The actual problem that I had with this approach was memory exhaustion! GopherJS generates some pretty incredibly large JavaScript files - nearly a megabyte just for protofudger. It turns out that if you try to parse this with Babel, it’ll end up blowing through the 1.4GB heap limit in Node. That’s fair enough though, considering that most of the files Babel has to deal with are closer to several kilobytes than several hundred.

So, obvious solution: don’t run Babel over the GopherJS output. Yep! That worked. It built correctly, and I had a bundle that I could put into a page. But sourcemaps were broken!

Fifth task: get source maps working.

Okay, well, let’s take a look around at what’s available in webpack to work with this. I figure that I had some JavaScript, and an existing sourcemap file, so I could just feed the sourcemap in and webpack would be able to use it somehow. I know there’s some precedent for that in UglifyJS, so maybe there’s something for webpack too.

Well, yeah. There kind of is. There’s a package called source-map-loader , but it hasn’t seen any love for a while. There were a couple of bugs in it that I thought prevented it from operating at all (see issue 18 ), but even once I fixed them it still didn’t give me great results.

I really wanted to have working source maps, so I decided to go back to basics. When I included the GopherJS output directly in the page, they worked fine. The actual source code doesn’t show up, because GopherJS doesn’t include it in the source map, but all the line numbers and filenames were correct. I figured it wasn’t too horrible to have two files if it meant I had working source maps.

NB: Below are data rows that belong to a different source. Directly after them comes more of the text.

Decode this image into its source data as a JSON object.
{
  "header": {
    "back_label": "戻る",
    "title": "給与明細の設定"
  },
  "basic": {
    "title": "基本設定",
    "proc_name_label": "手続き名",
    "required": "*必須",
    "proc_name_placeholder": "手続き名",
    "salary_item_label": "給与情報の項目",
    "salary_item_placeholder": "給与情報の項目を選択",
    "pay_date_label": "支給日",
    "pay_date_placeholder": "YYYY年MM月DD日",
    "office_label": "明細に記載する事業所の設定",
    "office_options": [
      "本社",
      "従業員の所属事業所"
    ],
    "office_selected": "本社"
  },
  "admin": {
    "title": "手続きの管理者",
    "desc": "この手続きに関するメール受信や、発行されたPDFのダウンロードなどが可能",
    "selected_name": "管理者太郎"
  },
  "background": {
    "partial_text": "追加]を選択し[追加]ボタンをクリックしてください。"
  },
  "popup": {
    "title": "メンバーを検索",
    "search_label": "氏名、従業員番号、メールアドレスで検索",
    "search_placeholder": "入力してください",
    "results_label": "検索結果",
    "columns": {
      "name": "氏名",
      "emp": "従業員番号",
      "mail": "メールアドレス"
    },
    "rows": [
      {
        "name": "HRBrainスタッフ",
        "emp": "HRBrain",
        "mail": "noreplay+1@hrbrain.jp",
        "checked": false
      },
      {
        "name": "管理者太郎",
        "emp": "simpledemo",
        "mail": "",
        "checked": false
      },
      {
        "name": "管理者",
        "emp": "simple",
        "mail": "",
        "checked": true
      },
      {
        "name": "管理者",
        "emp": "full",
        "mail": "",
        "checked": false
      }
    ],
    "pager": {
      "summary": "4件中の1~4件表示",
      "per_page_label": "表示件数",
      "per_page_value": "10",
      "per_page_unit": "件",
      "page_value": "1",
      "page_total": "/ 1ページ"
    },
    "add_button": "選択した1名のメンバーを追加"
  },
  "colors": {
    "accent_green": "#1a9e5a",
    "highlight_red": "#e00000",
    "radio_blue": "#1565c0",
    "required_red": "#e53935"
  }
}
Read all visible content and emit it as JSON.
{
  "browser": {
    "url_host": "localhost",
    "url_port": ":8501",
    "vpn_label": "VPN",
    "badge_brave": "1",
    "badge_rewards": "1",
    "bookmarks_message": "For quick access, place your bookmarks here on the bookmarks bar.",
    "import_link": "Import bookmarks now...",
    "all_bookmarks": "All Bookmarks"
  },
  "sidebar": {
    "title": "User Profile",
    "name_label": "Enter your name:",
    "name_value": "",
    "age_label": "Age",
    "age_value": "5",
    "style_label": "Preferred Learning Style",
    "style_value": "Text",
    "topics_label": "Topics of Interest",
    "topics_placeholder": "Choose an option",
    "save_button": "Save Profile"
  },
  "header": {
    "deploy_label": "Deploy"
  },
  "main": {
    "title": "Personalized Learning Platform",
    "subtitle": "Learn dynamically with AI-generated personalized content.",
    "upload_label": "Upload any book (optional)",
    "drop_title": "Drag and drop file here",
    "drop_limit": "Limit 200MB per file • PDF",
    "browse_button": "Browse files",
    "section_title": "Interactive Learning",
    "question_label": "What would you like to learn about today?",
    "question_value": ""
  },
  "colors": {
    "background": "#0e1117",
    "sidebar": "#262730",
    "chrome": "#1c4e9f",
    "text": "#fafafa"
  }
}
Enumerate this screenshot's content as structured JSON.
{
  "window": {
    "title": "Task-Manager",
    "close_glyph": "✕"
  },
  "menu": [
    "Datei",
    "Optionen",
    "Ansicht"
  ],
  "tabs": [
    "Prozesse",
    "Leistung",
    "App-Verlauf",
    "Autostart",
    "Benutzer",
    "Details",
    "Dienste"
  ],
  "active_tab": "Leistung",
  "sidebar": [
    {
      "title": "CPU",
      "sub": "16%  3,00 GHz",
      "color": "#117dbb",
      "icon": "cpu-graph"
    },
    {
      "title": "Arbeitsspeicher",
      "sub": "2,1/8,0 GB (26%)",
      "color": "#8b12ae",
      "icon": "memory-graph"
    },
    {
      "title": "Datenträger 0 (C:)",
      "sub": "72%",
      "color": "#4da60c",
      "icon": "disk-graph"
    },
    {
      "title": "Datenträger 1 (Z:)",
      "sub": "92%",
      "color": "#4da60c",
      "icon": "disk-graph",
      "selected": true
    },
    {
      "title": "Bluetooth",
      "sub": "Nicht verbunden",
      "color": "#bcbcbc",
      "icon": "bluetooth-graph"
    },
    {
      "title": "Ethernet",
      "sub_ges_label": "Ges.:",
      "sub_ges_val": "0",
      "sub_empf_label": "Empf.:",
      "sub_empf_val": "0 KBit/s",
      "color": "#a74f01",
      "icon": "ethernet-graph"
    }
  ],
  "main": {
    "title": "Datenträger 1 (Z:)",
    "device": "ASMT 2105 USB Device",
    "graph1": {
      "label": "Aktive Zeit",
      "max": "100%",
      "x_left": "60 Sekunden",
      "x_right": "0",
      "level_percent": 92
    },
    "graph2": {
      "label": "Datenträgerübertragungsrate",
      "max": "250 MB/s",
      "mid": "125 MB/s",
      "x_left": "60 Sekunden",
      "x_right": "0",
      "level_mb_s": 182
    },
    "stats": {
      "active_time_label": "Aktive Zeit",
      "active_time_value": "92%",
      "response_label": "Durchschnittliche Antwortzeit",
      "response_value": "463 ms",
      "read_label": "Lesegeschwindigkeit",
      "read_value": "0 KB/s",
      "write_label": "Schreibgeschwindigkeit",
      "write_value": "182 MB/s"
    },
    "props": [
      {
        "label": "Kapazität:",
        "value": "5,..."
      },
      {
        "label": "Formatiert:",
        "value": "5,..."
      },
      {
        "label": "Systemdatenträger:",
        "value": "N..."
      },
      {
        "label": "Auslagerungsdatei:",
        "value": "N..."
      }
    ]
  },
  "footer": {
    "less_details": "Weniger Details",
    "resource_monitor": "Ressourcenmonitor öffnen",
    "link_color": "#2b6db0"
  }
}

Conclusion: JS like it’s 2004.

What I ended up doing was treating the GopherJS output like a third party library. I switched from setting module.exports to setting window.protofudger in the GopherJS entry file, then I access that explicitly within the UI code. This has upsides and downsides. One downside is that there are multiple files now. This makes deployment a tiny bit more complex, as I need to put two <script> tags in the HTML file. One upside is that there are multiple files now (lol). The browser can download the UI file at the same time as the GopherJS code, which has (anecdotally) resulted in slightly faster load times. The UI code makes sure that window.protofudger exists before it tries to use it, so I could even load the GopherJS output asynchronously if I wanted to optimise things further.

I hope this is helpful for someone out there, and I hope I’ve littered this post with enough keywords to catch people googling for “gopherjs webpack source maps,” to warn them off the path I tried to walk!